My plan for the future is to do no sugar 6 days a week, and to have an "off" day once a week.  I like baking and I missed it this last month, and I want an outlet for that.  All through it I'm still following weight watchers and tracking my points so I don't binge on my day off.  We'll see how it goes.  Eventually, I want to be able to eat a cookie a day and not stress about it, but I don't think I'm there yet.

Fitness wise, I finished Insanity the first week into January, which was awesome.  I felt really good, but I was also pretty burned out by Insanity, I wanted to do something different.  And then, almost on a whim, I decided to train for a half marathon. What the what?  I know.  And here's the other kicker: I wanted to train for it outside, not on my (beloved) treadmill.  I really wanted to see how running outside would go.  I'm SO glad I tried, you guys, because I'm hooked.  I now realize some of my fitness struggles were me just being bored on a treadmill.  On the treadmill, I could go for about 30 minutes at 5mph, and I was pretty tired after that.  I would push on and get myself up to 3 miles, and sometimes 5 miles, but after 30 minutes it always had to be a mix of running/walking, and sometimes stopping.

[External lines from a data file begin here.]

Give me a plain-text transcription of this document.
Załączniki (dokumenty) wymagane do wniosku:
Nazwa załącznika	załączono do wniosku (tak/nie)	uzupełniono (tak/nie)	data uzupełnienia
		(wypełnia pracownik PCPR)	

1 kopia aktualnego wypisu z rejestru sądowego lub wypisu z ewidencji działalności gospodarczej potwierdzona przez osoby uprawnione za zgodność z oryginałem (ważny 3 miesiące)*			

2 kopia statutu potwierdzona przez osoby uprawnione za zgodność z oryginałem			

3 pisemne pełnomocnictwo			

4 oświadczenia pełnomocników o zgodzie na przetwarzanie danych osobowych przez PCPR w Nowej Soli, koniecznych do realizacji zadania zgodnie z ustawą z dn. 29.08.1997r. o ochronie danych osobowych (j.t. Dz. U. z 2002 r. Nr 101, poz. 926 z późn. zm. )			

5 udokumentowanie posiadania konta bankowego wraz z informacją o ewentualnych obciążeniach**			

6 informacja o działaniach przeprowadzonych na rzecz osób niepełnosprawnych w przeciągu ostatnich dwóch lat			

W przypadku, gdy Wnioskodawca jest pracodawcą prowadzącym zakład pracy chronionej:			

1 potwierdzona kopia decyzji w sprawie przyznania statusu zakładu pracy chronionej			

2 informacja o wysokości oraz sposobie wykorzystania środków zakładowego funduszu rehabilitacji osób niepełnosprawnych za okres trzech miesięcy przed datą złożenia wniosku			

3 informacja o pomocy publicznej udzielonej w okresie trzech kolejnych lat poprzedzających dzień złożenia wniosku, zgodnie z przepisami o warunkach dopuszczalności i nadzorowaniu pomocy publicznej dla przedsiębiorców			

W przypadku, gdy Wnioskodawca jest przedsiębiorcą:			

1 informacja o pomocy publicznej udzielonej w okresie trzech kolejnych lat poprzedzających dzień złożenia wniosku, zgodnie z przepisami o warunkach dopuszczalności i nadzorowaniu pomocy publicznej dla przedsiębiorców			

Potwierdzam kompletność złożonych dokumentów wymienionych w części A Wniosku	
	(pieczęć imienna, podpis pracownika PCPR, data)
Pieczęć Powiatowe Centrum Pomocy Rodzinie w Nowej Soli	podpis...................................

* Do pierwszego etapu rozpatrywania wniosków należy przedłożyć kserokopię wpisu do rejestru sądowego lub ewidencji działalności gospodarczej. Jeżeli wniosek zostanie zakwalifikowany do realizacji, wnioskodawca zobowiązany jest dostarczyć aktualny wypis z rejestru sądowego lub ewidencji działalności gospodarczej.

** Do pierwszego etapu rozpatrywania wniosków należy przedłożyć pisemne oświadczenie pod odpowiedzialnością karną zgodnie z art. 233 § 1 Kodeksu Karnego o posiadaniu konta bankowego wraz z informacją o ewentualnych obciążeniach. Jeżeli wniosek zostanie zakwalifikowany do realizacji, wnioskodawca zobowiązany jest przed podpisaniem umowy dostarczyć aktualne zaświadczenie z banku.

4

I ran 5 miles in 1 hour today, outside.  That's a 12 minute mile without walking or stopping.  I have NEVER done that.  On my 3 mile days, I try to push my speed, and I have done a 5k in 33 minutes (which is a big deal for me, I've never been a fast runner).  It's been really exhilarating to figure this out.  I'm so happy I got brave and tried running outside.  Now, no matter where I go, I can always get a great workout in by running, and that's a very liberating feeling.  I should not, I'm not sure if I would have had so much success running if I hadn't done Insanity first.  Insanity really pushed my fitness up a couple (of dozen) notches, and I plan to do it again in a few months.  My Jillian Michael's DVDs are also super useful to add in a little strength training in a quick little workout with my running.

1 comment:

  1. So proud of you, mama! After reading this I started googling running shoes for bad knees. I want to run outside so bad but my knees are TERRIBLE. That color run I did in October killed my legs for about a week after. I found some that I really want to get, but I need double jogging stroller if I'm ever actually going to have time to run. Sigh. Money. haha But GO AMANDA!!